You’re going to want to guide the knots with your thumb and index fingers with a pinching action while pushing them upward toward the eye of the hook.

You should notice the wraps starting to line up perfectly and tighten.

You can now trim the additional line, and your egg loop knot is ready to go!

hook in dark

When To Use An Egg Loop Knot

As mentioned earlier, these knots are ideal for soft baits that may be difficult to thread directly onto a hook.

By creating a loop in the line, the soft textured bait can be easily secured and eliminates the chance of sliding off the hook due to the water current.
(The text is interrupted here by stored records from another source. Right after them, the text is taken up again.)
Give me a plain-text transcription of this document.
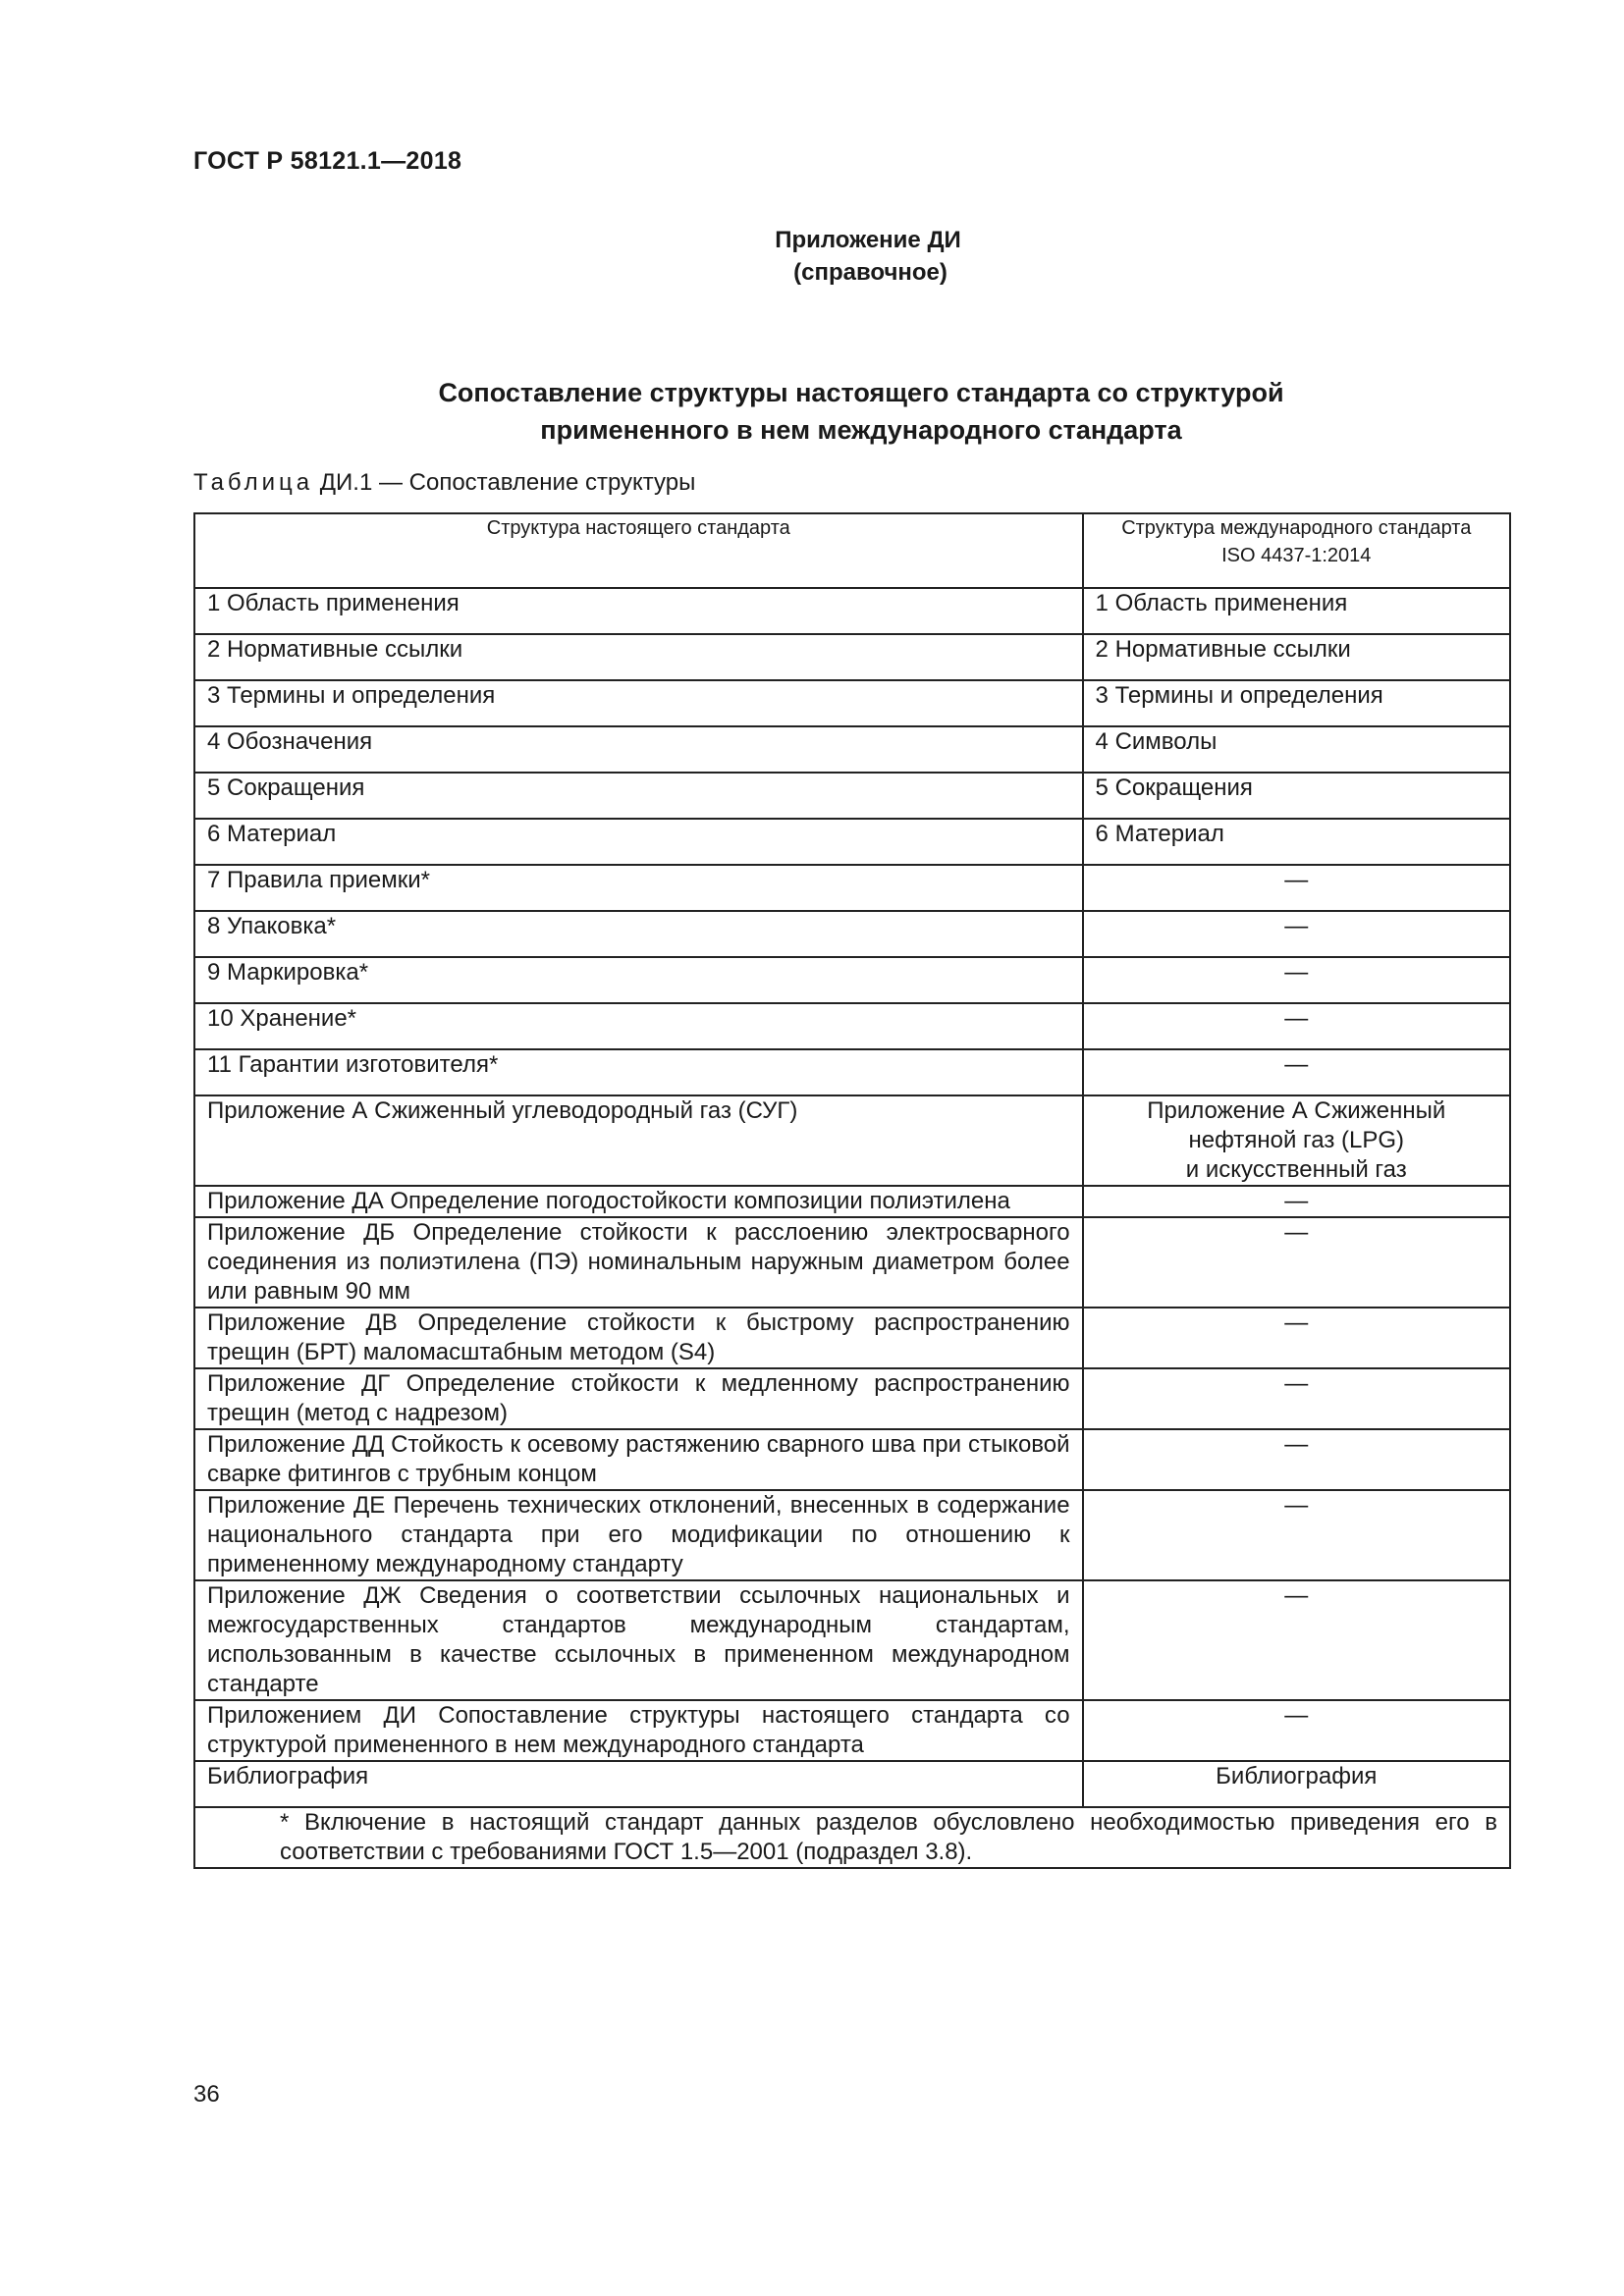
ГОСТ Р 58121.1—2018
Приложение ДИ
(справочное)
Сопоставление структуры настоящего стандарта со структурой
примененного в нем международного стандарта
Таблица ДИ.1 — Сопоставление структуры
Структура настоящего стандарта	Структура международного стандарта
ISO 4437-1:2014

1 Область применения	1 Область применения
2 Нормативные ссылки	2 Нормативные ссылки
3 Термины и определения	3 Термины и определения
4 Обозначения	4 Символы
5 Сокращения	5 Сокращения
6 Материал	6 Материал
7 Правила приемки*	—
8 Упаковка*	—
9 Маркировка*	—
10 Хранение*	—
11 Гарантии изготовителя*	—
Приложение А Сжиженный углеводородный газ (СУГ)	Приложение А Сжиженный
нефтяной газ (LPG)
и искусственный газ

Приложение ДА Определение погодостойкости композиции полиэтилена	—
Приложение ДБ Определение стойкости к расслоению электросварного соединения из полиэтилена (ПЭ) номинальным наружным диаметром более или равным 90 мм	—
Приложение ДВ Определение стойкости к быстрому распространению трещин (БРТ) маломасштабным методом (S4)	—
Приложение ДГ Определение стойкости к медленному распространению трещин (метод с надрезом)	—
Приложение ДД Стойкость к осевому растяжению сварного шва при стыковой сварке фитингов с трубным концом	—
Приложение ДЕ Перечень технических отклонений, внесенных в содержание национального стандарта при его модификации по отношению к примененному международному стандарту	—
Приложение ДЖ Сведения о соответствии ссылочных национальных и межгосударственных стандартов международным стандартам, использованным в качестве ссылочных в примененном международном стандарте	—
Приложением ДИ Сопоставление структуры настоящего стандарта со структурой примененного в нем международного стандарта	—
Библиография	Библиография

* Включение в настоящий стандарт данных разделов обусловлено необходимостью приведения его в соответствии с требованиями ГОСТ 1.5—2001 (подраздел 3.8).	
36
Examples of common soft bait options that are used with this knot are:

  • Fish eggs or roes – Excellent baits, most commonly used to catch salmon and steelheads.
  • Chicken products such as liver – These are widely used for fishing catfish.
  • Lures and flies – The bait can move more freely and look more realistic, which is perfect for jig fishing.
  • Guts – Shellfish guts and fish intestines.

Benefits Of Using An Egg Loop Knot

Here are some of the main upsides you can expect when you use an egg loop knot for fishing.

More Natural Bait Movement

Loop knots allow for a more natural bait movement, especially with lures and flies, compared to other more rigid fixed connections.

Bait on the loop knot can slide and float more freely.

A more natural movement of your bait will result in more takes and, ultimately, more catches.

Fewer Breaks in Knots

Some loop knots are widely considered stronger than fixed connection knots, such as the clinch knot variations or the Orvis knot. In addition, loop knots will not degrade your leader’s or tippet’s strength.

Fasting Sinking

While more noticeable in still waters, adjustable knots like the egg loop knot can allow for heavier bait and lures to sink faster. This, combined with the free movement allowed by the knot, makes for a perfect weapon to target their desired species effectively.


The egg loop knot is a versatile and flexible type of fishing knot used by anglers in many different terrains.

Known for its implacable strength and simplicity, this knot is most commonly used on soft bait types that are more difficult to attach directly to a fishing hook, such as fish eggs, sardines, and herring.

In addition, egg loop fishing knots work fantastically with artificial baits such as lures and flies because they allow for a more natural movement in the water.